More cases of both betrayal and martyrdom will certainly emerge in the days ahead. But the bitter memory of those who preached the love of God and served as leaders of churches who abandoned or betrayed members of their own flock will long remain in the land. Clearly, the ecumenical movement cannot ignore this reality. While insufficient evidence is in hand to name individuals related to the churches who may have been involved, the WCC and the AACC have taken the position that no one should be shielded from international inquiries aimed at establishing the truth about those responsible for this slaughter. (Emphasis added)

It is not at all clear that one can apply the criteria to this situation that derive from the German church experience between 1933 and 1945, but the questions inevitably arise: Where are the prophets in these churches? Have there been the likes of a Dietrich Bonhoeffer here, whose message has been expressed in words and actions which have been ignored by or inaccessible to the churches outside? Has there been the equivalent of a "Confessing Church" in Rwanda which we have failed to recognize or to support? Had the churches abroad been more attentive to the attitudes of some church leaders in Rwanda, would their churches have been denied admission to the fellowship, or pressed harder to assume their responsibility as peacemakers and witnesses to the love of Christ for all people? Do we expect a confession from the new church emerging in Rwanda of Christians' complicity?

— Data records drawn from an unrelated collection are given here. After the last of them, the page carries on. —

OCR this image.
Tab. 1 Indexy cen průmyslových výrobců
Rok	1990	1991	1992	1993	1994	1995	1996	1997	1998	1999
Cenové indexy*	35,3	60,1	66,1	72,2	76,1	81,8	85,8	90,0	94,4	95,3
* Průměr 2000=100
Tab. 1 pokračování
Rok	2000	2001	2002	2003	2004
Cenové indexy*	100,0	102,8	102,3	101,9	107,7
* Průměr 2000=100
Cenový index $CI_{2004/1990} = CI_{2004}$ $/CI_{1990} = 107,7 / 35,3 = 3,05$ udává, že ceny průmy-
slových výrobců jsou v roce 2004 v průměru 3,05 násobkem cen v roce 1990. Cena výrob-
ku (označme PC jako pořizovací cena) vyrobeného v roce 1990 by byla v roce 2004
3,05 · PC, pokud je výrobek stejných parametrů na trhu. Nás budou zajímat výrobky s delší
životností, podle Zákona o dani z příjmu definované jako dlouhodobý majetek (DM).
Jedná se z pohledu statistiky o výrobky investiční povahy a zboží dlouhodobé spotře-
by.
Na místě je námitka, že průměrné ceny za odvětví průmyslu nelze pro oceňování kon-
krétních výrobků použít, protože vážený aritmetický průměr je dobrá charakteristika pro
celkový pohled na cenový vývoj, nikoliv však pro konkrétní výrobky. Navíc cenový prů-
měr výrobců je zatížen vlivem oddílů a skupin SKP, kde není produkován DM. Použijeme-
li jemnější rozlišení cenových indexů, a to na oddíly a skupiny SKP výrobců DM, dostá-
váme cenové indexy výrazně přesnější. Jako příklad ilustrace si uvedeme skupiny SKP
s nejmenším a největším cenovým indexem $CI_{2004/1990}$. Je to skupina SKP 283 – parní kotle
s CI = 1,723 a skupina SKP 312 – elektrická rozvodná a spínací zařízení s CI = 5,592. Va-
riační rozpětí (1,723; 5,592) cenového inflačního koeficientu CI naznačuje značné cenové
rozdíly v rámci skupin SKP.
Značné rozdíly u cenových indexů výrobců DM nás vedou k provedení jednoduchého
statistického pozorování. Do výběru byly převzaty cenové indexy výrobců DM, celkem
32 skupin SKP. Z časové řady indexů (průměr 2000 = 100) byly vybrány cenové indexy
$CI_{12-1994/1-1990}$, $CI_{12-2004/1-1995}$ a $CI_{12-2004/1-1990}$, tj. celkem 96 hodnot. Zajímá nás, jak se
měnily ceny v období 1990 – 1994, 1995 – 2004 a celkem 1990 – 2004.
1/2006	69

We must confess, as an ecumenical fellowship, along with our forebears in the First Assembly, that

We have to accept God's judgment upon us for our share in the world's guilt. Often we have tried to serve God and mammon, put our loyalties before loyalty to Christ, confused the Gospel with our own economic or national or racial interests and feared war more than we have hated it. As we have talked with each other here, we have begun to understand how our separation has prevented us from receiving correction from one another in Christ. And because we lacked this correction, the world has often heard from us not the Word of God but the words of men.

The broad Church World Action - Rwanda programme being implemented now by the churches of Africa and beyond calls for intensive efforts to help rebuild multi-ethnic communities and a new, more tolerant Rwandan society. Central to those efforts will be to assist Rwandan Christians to reconstitute a faithful, servant church. How do we prepare ourselves for this? Of what corrections of our own behaviour are we in need in order to be regarded as bearers of the Word of God in a suffering Rwanda?

Post-conflict response

A massive ecumenical effort was engaged through the creation of a new international humanitarian response mechanism, Church World Action-Rwanda, on which full details are available now through ACT (Action by Churches Together). This response was a comprehensive one, seeking in a creative way to work with refugees who had fled Rwanda into neighbouring countries, and at the same time seeking to address the critical internal needs of the country through humanitarian assistance, trauma counselling teams, and capacity building in the local churches whose leadership had been decimated.

Consistent efforts were engaged to equip the churches in the Great Lakes Region to respond together to the ever-expanding crisis set in motion by the events in Rwanda.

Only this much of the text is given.